Grimes also secured a $1.9 million grant for his research by lying to the Department of Energy, saying he had no other government or private funding for that work when he had an additional grant from a science foundation.
Grimes admits his actions were “certainly wrong” but asserts that the work he is doing should not suffer as a consequence. According to Grimes, his research on converting carbon dioxide into energy “could save the world.”
Supporters such as Grimes’ father, who is a professor emeritus at Penn State, and at least 100 colleagues and family members sent letters to federal judge Yvette Kane urging leniency with Grimes. His uncle wrote that he was sure Grimes would win the Nobel Prize.

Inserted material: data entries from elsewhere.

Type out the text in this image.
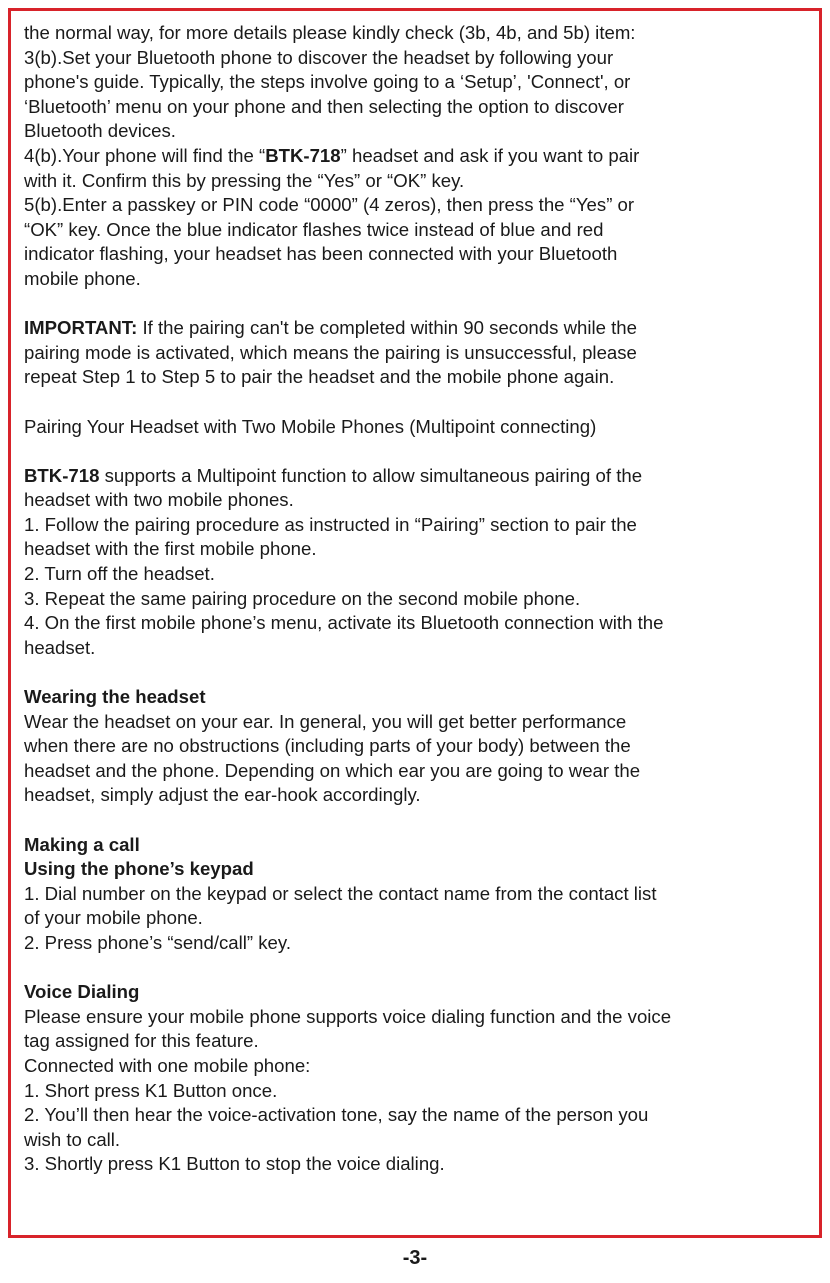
the normal way, for more details please kindly check (3b, 4b, and 5b) item:
3(b).Set your Bluetooth phone to discover the headset by following your
phone's guide. Typically, the steps involve going to a ‘Setup’, 'Connect', or
‘Bluetooth’ menu on your phone and then selecting the option to discover
Bluetooth devices.
4(b).Your phone will find the “BTK-718” headset and ask if you want to pair
with it. Confirm this by pressing the “Yes” or “OK” key.
5(b).Enter a passkey or PIN code “0000” (4 zeros), then press the “Yes” or
“OK” key. Once the blue indicator flashes twice instead of blue and red
indicator flashing, your headset has been connected with your Bluetooth
mobile phone.
IMPORTANT: If the pairing can't be completed within 90 seconds while the
pairing mode is activated, which means the pairing is unsuccessful, please
repeat Step 1 to Step 5 to pair the headset and the mobile phone again.
Pairing Your Headset with Two Mobile Phones (Multipoint connecting)
BTK-718 supports a Multipoint function to allow simultaneous pairing of the
headset with two mobile phones.
1. Follow the pairing procedure as instructed in “Pairing” section to pair the
headset with the first mobile phone.
2. Turn off the headset.
3. Repeat the same pairing procedure on the second mobile phone.
4. On the first mobile phone’s menu, activate its Bluetooth connection with the
headset.
Wearing the headset
Wear the headset on your ear. In general, you will get better performance
when there are no obstructions (including parts of your body) between the
headset and the phone. Depending on which ear you are going to wear the
headset, simply adjust the ear-hook accordingly.
Making a call
Using the phone’s keypad
1. Dial number on the keypad or select the contact name from the contact list
of your mobile phone.
2. Press phone’s “send/call” key.
Voice Dialing
Please ensure your mobile phone supports voice dialing function and the voice
tag assigned for this feature.
Connected with one mobile phone:
1. Short press K1 Button once.
2. You’ll then hear the voice-activation tone, say the name of the person you
wish to call.
3. Shortly press K1 Button to stop the voice dialing.
-3-
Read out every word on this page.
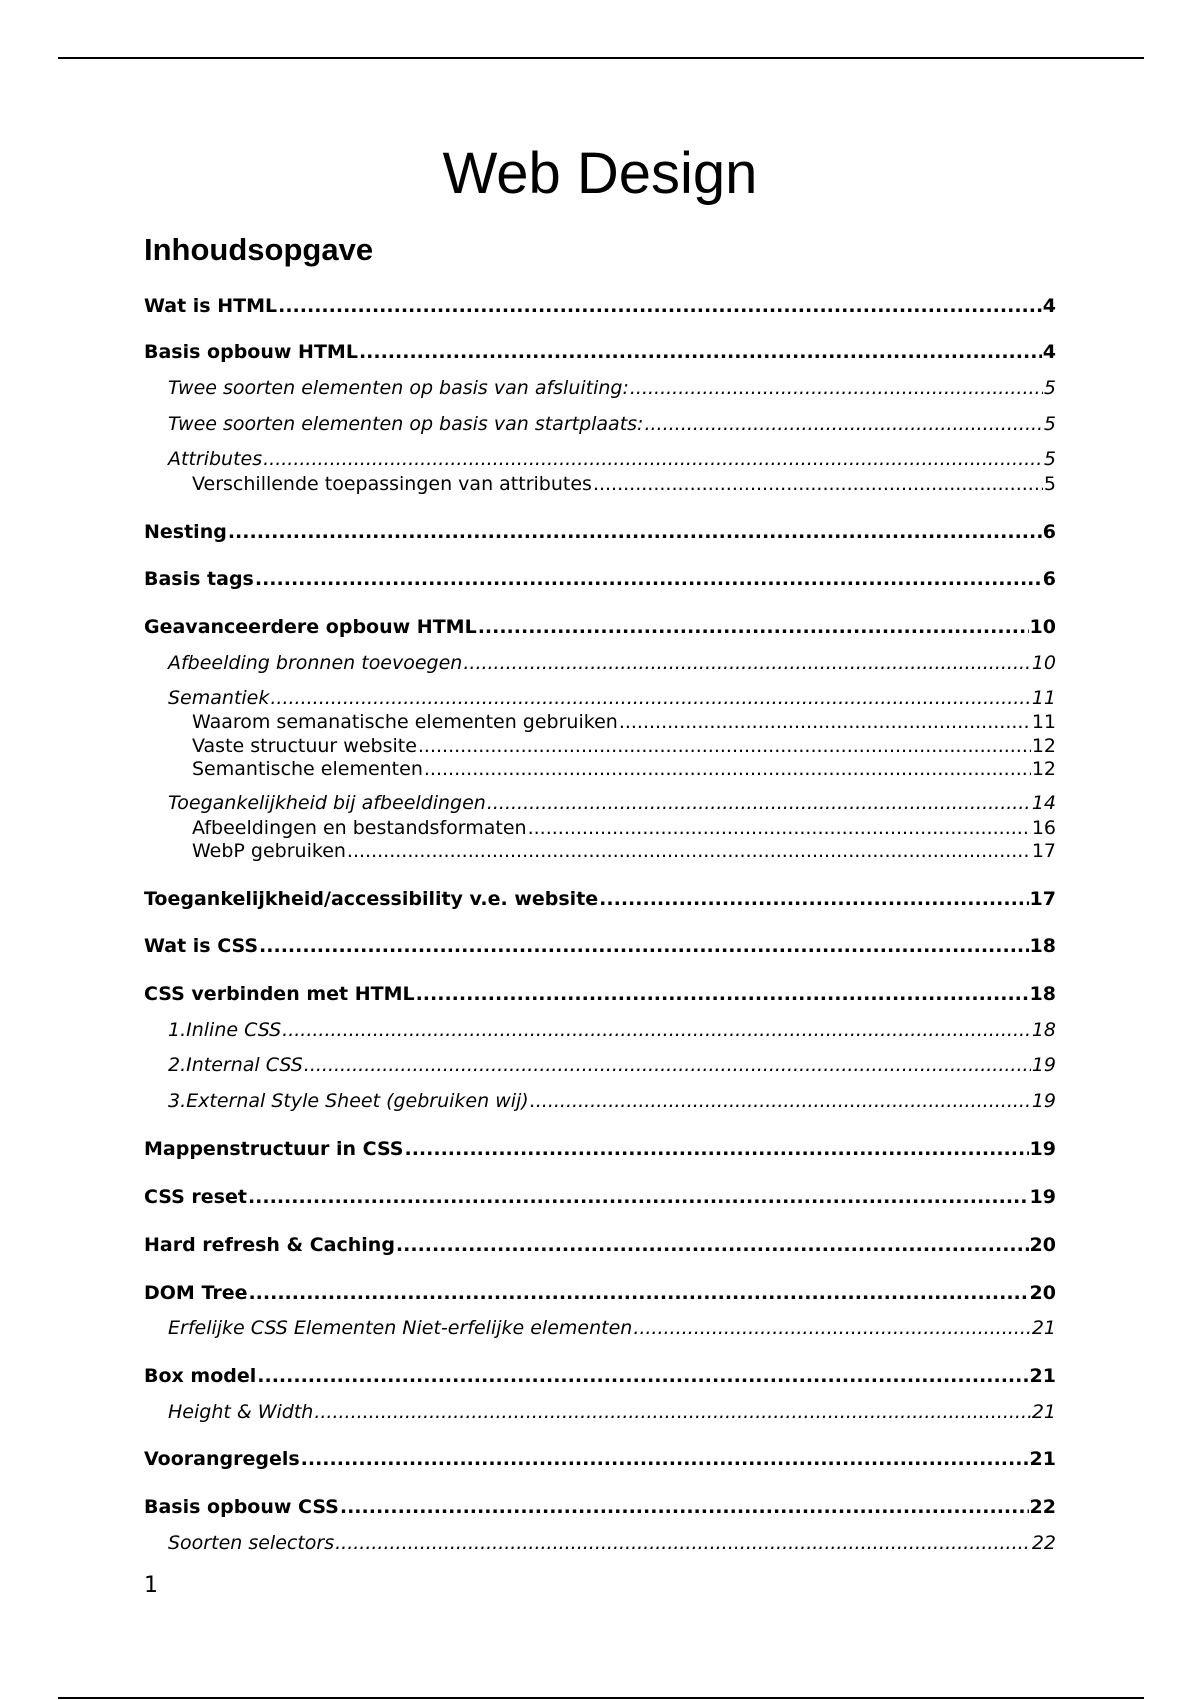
Web Design
Inhoudsopgave
Wat is HTML .....	4
Basis opbouw HTML .....	4
Twee soorten elementen op basis van afsluiting: .....	5
Twee soorten elementen op basis van startplaats: .....	5
Attributes .....	5
Verschillende toepassingen van attributes .....	5
Nesting .....	6
Basis tags .....	6
Geavanceerdere opbouw HTML .....	10
Afbeelding bronnen toevoegen .....	10
Semantiek .....	11
Waarom semanatische elementen gebruiken .....	11
Vaste structuur website .....	12
Semantische elementen .....	12
Toegankelijkheid bij afbeeldingen .....	14
Afbeeldingen en bestandsformaten .....	16
WebP gebruiken .....	17
Toegankelijkheid/accessibility v.e. website .....	17
Wat is CSS .....	18
CSS verbinden met HTML .....	18
1.Inline CSS .....	18
2.Internal CSS .....	19
3.External Style Sheet (gebruiken wij) .....	19
Mappenstructuur in CSS .....	19
CSS reset .....	19
Hard refresh & Caching .....	20
DOM Tree .....	20
Erfelijke CSS Elementen Niet-erfelijke elementen .....	21
Box model .....	21
Height & Width .....	21
Voorangregels .....	21
Basis opbouw CSS .....	22
Soorten selectors .....	22
1
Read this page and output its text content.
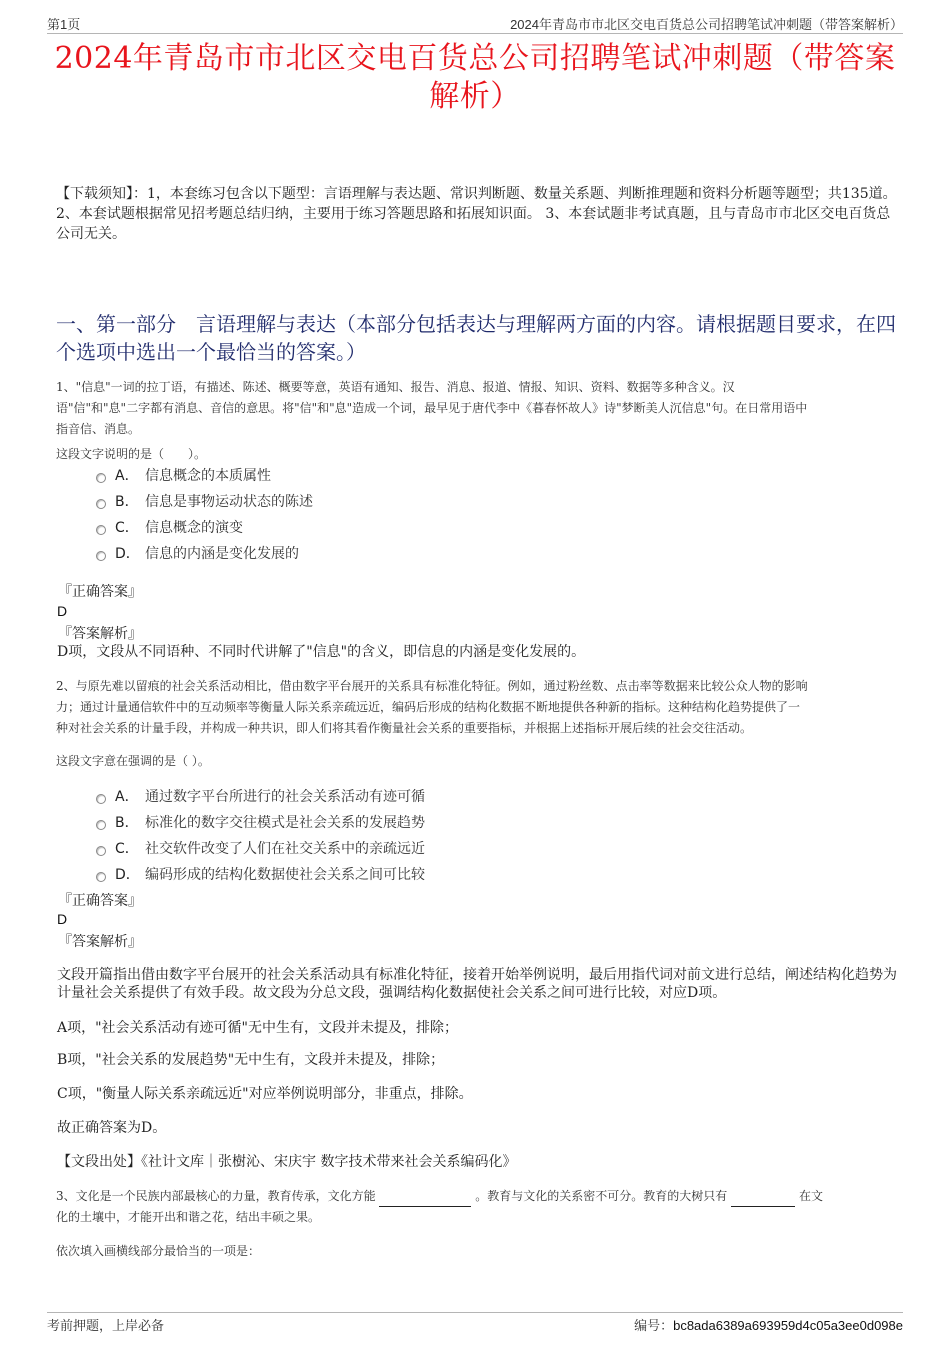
第1页	2024年青岛市市北区交电百货总公司招聘笔试冲刺题（带答案解析）
2024年青岛市市北区交电百货总公司招聘笔试冲刺题（带答案
解析）
【下载须知】：1，本套练习包含以下题型：言语理解与表达题、常识判断题、数量关系题、判断推理题和资料分析题等题型；共135道。 2、本套试题根据常见招考题总结归纳，主要用于练习答题思路和拓展知识面。 3、本套试题非考试真题，且与青岛市市北区交电百货总公司无关。
一、第一部分　言语理解与表达（本部分包括表达与理解两方面的内容。请根据题目要求，在四个选项中选出一个最恰当的答案。）
1、"信息"一词的拉丁语，有描述、陈述、概要等意，英语有通知、报告、消息、报道、情报、知识、资料、数据等多种含义。汉
语"信"和"息"二字都有消息、音信的意思。将"信"和"息"造成一个词，最早见于唐代李中《暮春怀故人》诗"梦断美人沉信息"句。在日常用语中
指音信、消息。
这段文字说明的是（　　）。
A． 信息概念的本质属性
B． 信息是事物运动状态的陈述
C． 信息概念的演变
D． 信息的内涵是变化发展的
『正确答案』
D
『答案解析』
D项，文段从不同语种、不同时代讲解了"信息"的含义，即信息的内涵是变化发展的。
2、与原先难以留痕的社会关系活动相比，借由数字平台展开的关系具有标准化特征。例如，通过粉丝数、点击率等数据来比较公众人物的影响
力；通过计量通信软件中的互动频率等衡量人际关系亲疏远近，编码后形成的结构化数据不断地提供各种新的指标。这种结构化趋势提供了一
种对社会关系的计量手段，并构成一种共识，即人们将其看作衡量社会关系的重要指标，并根据上述指标开展后续的社会交往活动。
这段文字意在强调的是（ ）。
A． 通过数字平台所进行的社会关系活动有迹可循
B． 标准化的数字交往模式是社会关系的发展趋势
C． 社交软件改变了人们在社交关系中的亲疏远近
D． 编码形成的结构化数据使社会关系之间可比较
『正确答案』
D
『答案解析』
文段开篇指出借由数字平台展开的社会关系活动具有标准化特征，接着开始举例说明，最后用指代词对前文进行总结，阐述结构化趋势为计量社会关系提供了有效手段。故文段为分总文段，强调结构化数据使社会关系之间可进行比较，对应D项。
A项，"社会关系活动有迹可循"无中生有，文段并未提及，排除；
B项，"社会关系的发展趋势"无中生有，文段并未提及，排除；
C项，"衡量人际关系亲疏远近"对应举例说明部分，非重点，排除。
故正确答案为D。
【文段出处】《社计文库｜张樹沁、宋庆宇 数字技术带来社会关系编码化》
3、文化是一个民族内部最核心的力量，教育传承，文化方能	。教育与文化的关系密不可分。教育的大树只有	在文
化的土壤中，才能开出和谐之花，结出丰硕之果。
依次填入画横线部分最恰当的一项是：
考前押题，上岸必备	编号：bc8ada6389a693959d4c05a3ee0d098e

But Assistant U.S. Attorney Joseph Terz warned in court that letting Grimes go would compromise the legitimacy of the country’s grant system. “Billions of dollars a year in federal taxpayer money is used to fund research in this country,” he says. “So what’s at stake here is the integrity of this program.”
Terz also stressed that Grimes’ imprisonment would deter other researchers from lying and stealing like Grimes did to get an edge in the competition for those grants. “This is a tragedy,” Terz admits, “but it’s a tragedy of his own doing.”
Kane agrees: “To let such a fraud go unpunished would undermine the integrity of the grant system.” Grimes will begin serving his sentence on January 7th.